Impact of Stress on the Body – How it Affects Your Vital Organs

Impact of Stress on the BodyWe all have stress in our lives but not everyone realizes they are reacting very badly to stress. Before you educate yourself on how to become aware of the signs of stress in your life, it is important to first understand the impact of stress on the body. Once you recognize how serious stress is to your health you can start identifying where it is in your life and do something to alleviate it.

Stress affects just about everyone’s daily lives. Unfortunately, stress is not a benign thing. It can affect your body in ways that can have a long lasting impact on your health. Here are some ways stress can affect your health…

When you’re suffering from stress it can be hard to concentrate. Try your best to take in this information. Let’s take a look and the impact of stress on the body and how you may be suffering from this impact.

Impact of Stress on the Body – Your Brain

Impact of Stress on the BodyStress can cause you to lose your concentration and memory ability.

Whether this is psychological or physiological is not completely clear.

When you are under stress, parts of your brain associated with memory, such as the hippocampus, do not work well and you cannot turn short-term memory into long-term memory.

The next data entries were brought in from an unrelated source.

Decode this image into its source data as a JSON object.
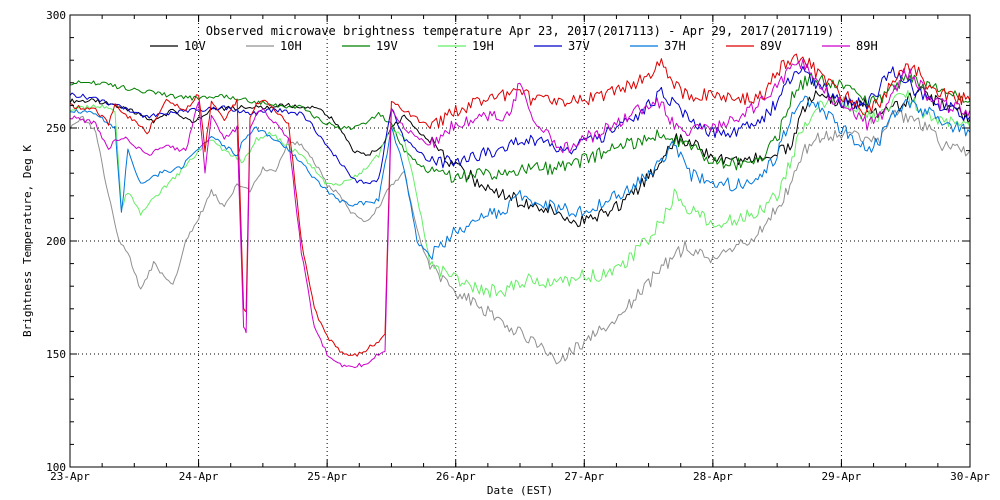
{
  "chart_data": {
    "type": "line",
    "title": "Observed microwave brightness temperature Apr 23, 2017(2017113) - Apr 29, 2017(2017119)",
    "xlabel": "Date (EST)",
    "ylabel": "Brightness Temperature, Deg K",
    "xlim": [
      0,
      7
    ],
    "ylim": [
      100,
      300
    ],
    "yticks": [
      100,
      150,
      200,
      250,
      300
    ],
    "x_tick_labels": [
      "23-Apr",
      "24-Apr",
      "25-Apr",
      "26-Apr",
      "27-Apr",
      "28-Apr",
      "29-Apr",
      "30-Apr"
    ],
    "grid": "dotted",
    "legend_position": "top",
    "series": [
      {
        "name": "10V",
        "color": "#000000",
        "x": [
          0,
          0.2,
          0.35,
          0.5,
          0.65,
          0.8,
          0.95,
          1.1,
          1.3,
          1.5,
          1.7,
          1.9,
          2.0,
          2.1,
          2.2,
          2.3,
          2.4,
          2.5,
          2.6,
          2.8,
          3.0,
          3.2,
          3.4,
          3.6,
          3.8,
          4.0,
          4.2,
          4.4,
          4.6,
          4.7,
          4.8,
          5.0,
          5.2,
          5.4,
          5.5,
          5.6,
          5.7,
          5.8,
          6.0,
          6.2,
          6.3,
          6.4,
          6.5,
          6.6,
          6.7,
          6.8,
          7.0
        ],
        "values": [
          262,
          262,
          260,
          257,
          253,
          258,
          252,
          258,
          259,
          259,
          260,
          259,
          256,
          250,
          240,
          238,
          240,
          250,
          255,
          244,
          233,
          225,
          220,
          215,
          213,
          208,
          213,
          222,
          234,
          245,
          244,
          238,
          235,
          238,
          240,
          242,
          258,
          265,
          262,
          260,
          255,
          258,
          262,
          267,
          263,
          260,
          254
        ]
      },
      {
        "name": "10H",
        "color": "#909090",
        "x": [
          0,
          0.1,
          0.2,
          0.3,
          0.38,
          0.45,
          0.55,
          0.65,
          0.8,
          0.9,
          1.0,
          1.1,
          1.2,
          1.3,
          1.4,
          1.5,
          1.6,
          1.7,
          1.8,
          1.9,
          2.0,
          2.1,
          2.2,
          2.3,
          2.4,
          2.5,
          2.6,
          2.7,
          2.8,
          3.0,
          3.2,
          3.4,
          3.6,
          3.8,
          4.0,
          4.2,
          4.4,
          4.6,
          4.8,
          5.0,
          5.2,
          5.4,
          5.5,
          5.6,
          5.7,
          5.8,
          6.0,
          6.2,
          6.3,
          6.4,
          6.5,
          6.6,
          6.7,
          6.8,
          7.0
        ],
        "values": [
          250,
          255,
          248,
          220,
          200,
          195,
          178,
          190,
          180,
          200,
          210,
          222,
          215,
          225,
          222,
          232,
          230,
          245,
          242,
          235,
          225,
          220,
          212,
          208,
          215,
          225,
          230,
          205,
          188,
          178,
          170,
          163,
          155,
          148,
          155,
          163,
          175,
          188,
          198,
          192,
          198,
          205,
          215,
          225,
          240,
          245,
          248,
          245,
          245,
          255,
          255,
          252,
          248,
          242,
          240
        ]
      },
      {
        "name": "19V",
        "color": "#008000",
        "x": [
          0,
          0.2,
          0.4,
          0.6,
          0.8,
          1.0,
          1.2,
          1.4,
          1.6,
          1.8,
          1.9,
          2.0,
          2.1,
          2.2,
          2.3,
          2.4,
          2.5,
          2.6,
          2.8,
          3.0,
          3.2,
          3.4,
          3.6,
          3.8,
          4.0,
          4.2,
          4.4,
          4.6,
          4.7,
          4.8,
          5.0,
          5.2,
          5.4,
          5.5,
          5.6,
          5.7,
          5.8,
          6.0,
          6.2,
          6.3,
          6.4,
          6.5,
          6.6,
          6.7,
          6.8,
          7.0
        ],
        "values": [
          270,
          270,
          268,
          266,
          264,
          263,
          264,
          262,
          260,
          259,
          255,
          252,
          250,
          250,
          252,
          256,
          252,
          240,
          230,
          228,
          230,
          230,
          232,
          232,
          236,
          240,
          244,
          248,
          245,
          242,
          236,
          234,
          238,
          245,
          262,
          270,
          272,
          268,
          262,
          263,
          268,
          272,
          270,
          268,
          265,
          262
        ]
      },
      {
        "name": "19H",
        "color": "#66ee66",
        "x": [
          0,
          0.2,
          0.35,
          0.4,
          0.45,
          0.55,
          0.7,
          0.85,
          1.0,
          1.1,
          1.2,
          1.35,
          1.45,
          1.55,
          1.7,
          1.85,
          2.0,
          2.1,
          2.2,
          2.3,
          2.4,
          2.5,
          2.6,
          2.7,
          2.8,
          3.0,
          3.2,
          3.4,
          3.5,
          3.6,
          3.8,
          4.0,
          4.2,
          4.4,
          4.6,
          4.7,
          4.8,
          5.0,
          5.2,
          5.4,
          5.5,
          5.6,
          5.7,
          5.8,
          6.0,
          6.2,
          6.3,
          6.4,
          6.5,
          6.6,
          6.7,
          6.8,
          7.0
        ],
        "values": [
          258,
          260,
          258,
          215,
          222,
          212,
          222,
          230,
          240,
          245,
          240,
          235,
          245,
          248,
          242,
          235,
          225,
          225,
          228,
          232,
          238,
          250,
          245,
          220,
          190,
          183,
          178,
          178,
          182,
          183,
          181,
          185,
          185,
          195,
          208,
          220,
          215,
          207,
          210,
          215,
          220,
          235,
          250,
          260,
          262,
          255,
          255,
          262,
          265,
          258,
          255,
          253,
          250
        ]
      },
      {
        "name": "37V",
        "color": "#0000cc",
        "x": [
          0,
          0.2,
          0.4,
          0.6,
          0.8,
          1.0,
          1.2,
          1.3,
          1.4,
          1.6,
          1.8,
          1.9,
          2.0,
          2.1,
          2.2,
          2.3,
          2.4,
          2.5,
          2.6,
          2.8,
          3.0,
          3.2,
          3.4,
          3.6,
          3.8,
          4.0,
          4.2,
          4.4,
          4.6,
          4.7,
          4.8,
          5.0,
          5.2,
          5.4,
          5.5,
          5.6,
          5.7,
          5.8,
          6.0,
          6.2,
          6.3,
          6.4,
          6.5,
          6.6,
          6.7,
          6.8,
          7.0
        ],
        "values": [
          265,
          263,
          259,
          255,
          257,
          258,
          259,
          258,
          256,
          258,
          256,
          250,
          242,
          235,
          227,
          226,
          227,
          259,
          245,
          235,
          235,
          238,
          242,
          245,
          240,
          243,
          248,
          255,
          265,
          260,
          255,
          248,
          248,
          255,
          262,
          272,
          275,
          270,
          262,
          260,
          268,
          275,
          272,
          265,
          262,
          260,
          255
        ]
      },
      {
        "name": "37H",
        "color": "#0077dd",
        "x": [
          0,
          0.2,
          0.35,
          0.4,
          0.45,
          0.55,
          0.7,
          0.85,
          1.0,
          1.1,
          1.2,
          1.3,
          1.35,
          1.45,
          1.6,
          1.8,
          1.9,
          2.0,
          2.1,
          2.2,
          2.3,
          2.4,
          2.5,
          2.6,
          2.7,
          2.8,
          3.0,
          3.2,
          3.4,
          3.5,
          3.6,
          3.8,
          4.0,
          4.2,
          4.4,
          4.6,
          4.7,
          4.8,
          5.0,
          5.2,
          5.4,
          5.5,
          5.6,
          5.7,
          5.8,
          6.0,
          6.2,
          6.3,
          6.4,
          6.5,
          6.6,
          6.7,
          6.8,
          7.0
        ],
        "values": [
          258,
          256,
          250,
          212,
          240,
          225,
          230,
          232,
          240,
          246,
          242,
          238,
          245,
          250,
          245,
          235,
          228,
          222,
          218,
          216,
          217,
          218,
          250,
          232,
          200,
          193,
          205,
          210,
          215,
          220,
          218,
          215,
          212,
          218,
          225,
          235,
          245,
          230,
          225,
          225,
          230,
          238,
          255,
          262,
          260,
          250,
          240,
          245,
          255,
          262,
          258,
          256,
          252,
          248
        ]
      },
      {
        "name": "89V",
        "color": "#dd0000",
        "x": [
          0,
          0.2,
          0.3,
          0.35,
          0.45,
          0.6,
          0.75,
          0.9,
          1.0,
          1.05,
          1.1,
          1.2,
          1.3,
          1.35,
          1.37,
          1.4,
          1.45,
          1.5,
          1.6,
          1.7,
          1.8,
          1.9,
          2.0,
          2.1,
          2.2,
          2.3,
          2.4,
          2.45,
          2.5,
          2.6,
          2.8,
          3.0,
          3.2,
          3.4,
          3.5,
          3.6,
          3.8,
          4.0,
          4.2,
          4.4,
          4.6,
          4.7,
          4.8,
          5.0,
          5.2,
          5.4,
          5.5,
          5.6,
          5.7,
          5.8,
          6.0,
          6.2,
          6.3,
          6.4,
          6.5,
          6.6,
          6.7,
          6.8,
          7.0
        ],
        "values": [
          260,
          258,
          252,
          260,
          255,
          248,
          262,
          258,
          265,
          240,
          262,
          254,
          262,
          170,
          168,
          255,
          260,
          262,
          258,
          252,
          200,
          170,
          158,
          151,
          149,
          152,
          155,
          158,
          262,
          258,
          250,
          258,
          262,
          265,
          268,
          262,
          262,
          262,
          265,
          270,
          278,
          270,
          264,
          265,
          262,
          265,
          275,
          280,
          282,
          275,
          265,
          258,
          262,
          270,
          278,
          275,
          265,
          265,
          262
        ]
      },
      {
        "name": "89H",
        "color": "#cc00cc",
        "x": [
          0,
          0.2,
          0.3,
          0.35,
          0.45,
          0.6,
          0.75,
          0.9,
          1.0,
          1.05,
          1.1,
          1.2,
          1.3,
          1.35,
          1.37,
          1.4,
          1.45,
          1.5,
          1.6,
          1.7,
          1.8,
          1.9,
          2.0,
          2.1,
          2.2,
          2.3,
          2.4,
          2.45,
          2.5,
          2.6,
          2.8,
          3.0,
          3.2,
          3.4,
          3.5,
          3.6,
          3.8,
          4.0,
          4.2,
          4.4,
          4.6,
          4.7,
          4.8,
          5.0,
          5.2,
          5.4,
          5.5,
          5.6,
          5.7,
          5.8,
          6.0,
          6.2,
          6.3,
          6.4,
          6.5,
          6.6,
          6.7,
          6.8,
          7.0
        ],
        "values": [
          255,
          252,
          240,
          245,
          245,
          238,
          242,
          240,
          262,
          230,
          255,
          245,
          250,
          162,
          160,
          250,
          256,
          258,
          252,
          245,
          195,
          162,
          150,
          145,
          144,
          146,
          150,
          152,
          258,
          250,
          242,
          252,
          255,
          255,
          270,
          255,
          240,
          245,
          250,
          258,
          262,
          250,
          248,
          250,
          255,
          262,
          268,
          275,
          278,
          270,
          260,
          252,
          255,
          265,
          275,
          270,
          262,
          260,
          258
        ]
      }
    ]
  }
}
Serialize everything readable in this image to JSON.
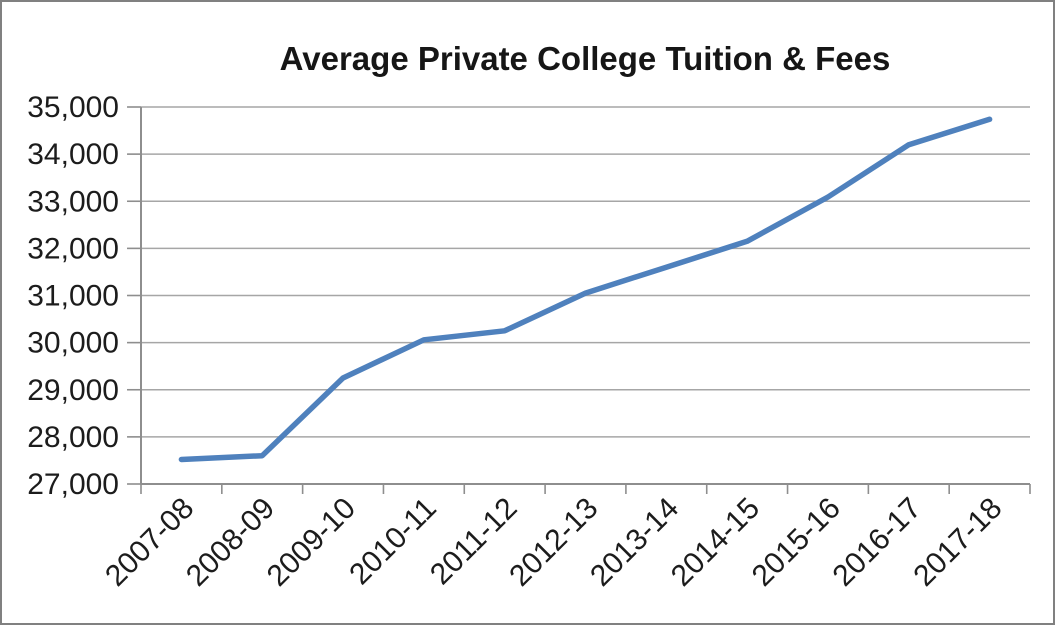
{
  "window": {
    "background": "#FFFFFF",
    "border_color": "#808080"
  },
  "chart_data": {
    "type": "line",
    "title": "Average Private College Tuition & Fees",
    "categories": [
      "2007-08",
      "2008-09",
      "2009-10",
      "2010-11",
      "2011-12",
      "2012-13",
      "2013-14",
      "2014-15",
      "2015-16",
      "2016-17",
      "2017-18"
    ],
    "series": [
      {
        "values": [
          27520,
          27600,
          29250,
          30060,
          30250,
          31050,
          31600,
          32150,
          33090,
          34200,
          34740
        ]
      }
    ],
    "xlabel": "",
    "ylabel": "",
    "ylim": [
      27000,
      35000
    ],
    "ytick_step": 1000,
    "ytick_labels": [
      "27,000",
      "28,000",
      "29,000",
      "30,000",
      "31,000",
      "32,000",
      "33,000",
      "34,000",
      "35,000"
    ],
    "grid": true,
    "legend_position": "none",
    "colors": {
      "line": "#4F81BD",
      "gridline": "#A6A6A6",
      "axis": "#8E8E8E",
      "title_text": "#161616",
      "tick_text": "#1C1C1C"
    }
  }
}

You can also fail to concentrate on things you hear or things you are reading.

It isn’t clear whether this is a long-term effect or short-term effect; however, things like stress reduction techniques seem to be able to restore your ability to think.

If you feel like you’re suffering from brain fog as a result of stress, you need take this seriously and make changes in your life.

Impact of Stress on the Body – Your Gastrointestinal Tract

Stress triggers the body’s fight or flight response so that epinephrine and norepinephrine are released from your adrenal glands. This has multiple effects on the body.

One thing this phenomenon does is shunt blood away from the gastrointestinal tract and toward the muscles of the body as a way of gearing up to “fight or flee” from a real or imagined opponent.

This can lead to a decreased blood flow to the gastrointestinal tract, which translates into indigestion and poor uptake of nutrients.

Fortunately, this can be short-lived unless you live under situations of chronic stress. Then the gastrointestinal system will be more permanently affected.

Impact of Stress on the Body – Your Cardiovascular System

Stress causes the release of epinephrine and norepinephrine, which automatically raises your blood pressure and heart rate.

This puts more stress on your heart and puts you at higher risk of suffering from hypertension-related diseases like heart failure, stroke, and heart attack.

These kinds of things do not happen overnight but if you suffer from chronic stress, the long lasting implications of heart disease, peripheral vascular disease, heart failure, and stroke are real possibilities, especially if you do not eat well or have a strong family history of heart disease.

Impact of Stress on the Body – Your Immune System

Impact of Stress on the BodyExcess stress also causes the release of cortisol from the adrenal cortex.

Cortisol has many effects on the body but one of the main ones is that it suppresses the immune system.

High levels of cortisol mean that you are at greater risk of getting colds and the flu and have a harder time healing from open sores, cuts, or wounds.

Cortisol can suppress several aspects of the immune system so you will find yourself sicker more often when under stress than you would be if you were under less stress.

Things You Can Do to Reduce Stress

Impact of Stress on the BodyBecause stress can wreak havoc on your body, you need to do what you can to lessen the stress on your life so you can remain healthy.

Sometimes it is just a matter of reducing the things in your life that are major sources of stress. Sure, that is easily said but often hard to do. However, considering the consequences, you’ll want to try your best to eliminate your biggest sources of stress wherever possible.

It might mean getting out of a stressful relationship, getting your finances in order or changing your job situation so you don’t go to work each day with stressful feelings.

If you can’t change your circumstances, you may want to practice stress-relieving techniques. These include things like meditation, Tai chi, yoga, and Qi gong.

Even if you can remove your stressful circumstances, these activities are good to have in place to help you deal with new stresses that may raise their ugly head at any time.

These activities can be easily learned through attending classes at a local health club or by purchasing a DVD or downloadable course that will teach you ways to reduce the amount of stress you perceive in your life. This is important so you can live a healthier life.

Another great way to reduce stress is to take a vacation, or spend time in nature that naturally calms the mind, body, and spirit. Just be sure your vacation is a relaxing one without too many pressures on you (don’t plan to do too much each day if you’re travelling), otherwise you’ll actually need a break to recover from your vacation stress!